時間がすごく限られている中で、考えるべきリスクは、何かに失敗するリスクではなくて、難しい挑戦に踏み込まないことで、成長できず、なりたい自分になれないリスク、世界に対してしたい貢献ができないリスク、行動を起こさずに「現状に留まることのリスク」だと思います。
在极其有限的时间里,应该考虑的风险,并不是什么失败风险。而是如果不踏入艰难的挑战,就无法成长、无法成为想成为的自己这种风险,以及无法对世界做出自己想做的贡献这种风险,不行动就会“停留在现状里”的风险。

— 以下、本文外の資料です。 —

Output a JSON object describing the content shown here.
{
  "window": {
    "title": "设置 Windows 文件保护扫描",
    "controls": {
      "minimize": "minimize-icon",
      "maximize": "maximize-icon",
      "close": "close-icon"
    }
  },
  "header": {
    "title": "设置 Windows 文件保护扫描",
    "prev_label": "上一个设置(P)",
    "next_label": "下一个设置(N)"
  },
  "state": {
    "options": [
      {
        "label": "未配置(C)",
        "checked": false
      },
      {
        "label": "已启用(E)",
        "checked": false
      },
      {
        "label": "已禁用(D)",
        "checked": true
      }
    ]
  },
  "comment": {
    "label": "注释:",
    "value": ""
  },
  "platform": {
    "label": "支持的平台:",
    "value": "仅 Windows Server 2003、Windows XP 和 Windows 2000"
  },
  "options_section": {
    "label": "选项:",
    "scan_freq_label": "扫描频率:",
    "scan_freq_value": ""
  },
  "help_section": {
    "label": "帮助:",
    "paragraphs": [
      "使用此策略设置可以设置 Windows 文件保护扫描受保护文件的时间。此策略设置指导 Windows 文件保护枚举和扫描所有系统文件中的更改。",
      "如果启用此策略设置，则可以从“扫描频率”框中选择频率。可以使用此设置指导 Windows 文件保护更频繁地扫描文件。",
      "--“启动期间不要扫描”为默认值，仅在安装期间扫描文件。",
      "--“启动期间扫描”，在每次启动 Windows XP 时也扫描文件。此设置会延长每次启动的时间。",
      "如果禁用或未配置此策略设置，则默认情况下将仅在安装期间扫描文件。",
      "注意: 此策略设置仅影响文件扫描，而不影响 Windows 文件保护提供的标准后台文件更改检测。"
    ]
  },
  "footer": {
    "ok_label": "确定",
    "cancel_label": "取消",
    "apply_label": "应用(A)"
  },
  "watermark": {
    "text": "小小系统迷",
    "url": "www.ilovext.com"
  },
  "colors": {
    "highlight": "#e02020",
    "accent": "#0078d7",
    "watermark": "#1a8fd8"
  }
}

パナソニックを創業した経営の神様、松下幸之助の「道」という、私の座右の詩があるのですが、そこで彼はこんなことを言っています。一部を引用します。
创立的松下的经营之神松下幸之助曾写过一首叫《道》的诗,我奉为座右铭,他说了以下这些话,这里引用一部分:
“自分には自分に与えられた道がある。
どんな道かは知らないが、ほかの人には歩めない。
自分だけしか歩めない、二度と歩めぬかけがいのないこの道。
他人の道に心をうばわれ、思案にくれて立ちすくんでいても、道はすこしもひらけない。
道をひらくためには、まず歩まねばならぬ。
心を定め、懸命に歩まねばならぬ。
それがたとえ遠い道のように思えても、休まず歩む姿からは必ず新たな道がひらけてくる。
深い喜びも生まれてくる。”
“每个人都有自己与生俱来的路,
虽然不知道这是一条什么道路,但除了你别人都无法走。
这条路只有自己可行,而且仅能走一次,不可回头。
被他人的道路吸引,左思右想驻足不前,根本无益于自己的道路开拓。
开辟道路,首先必须要走
要坚定心志,拼命往前走
就算那是一条绕远的路,不眠不休往前走的姿态,也定会为你开辟出新的道路。
也会生出深深的欢喜。”
皆さんの東大での4年間が、皆さんだけのかけがえのない道を、悩みながら心を定めて懸命に歩む、その一番最初の充実した時間になることを、心からお祈りしています。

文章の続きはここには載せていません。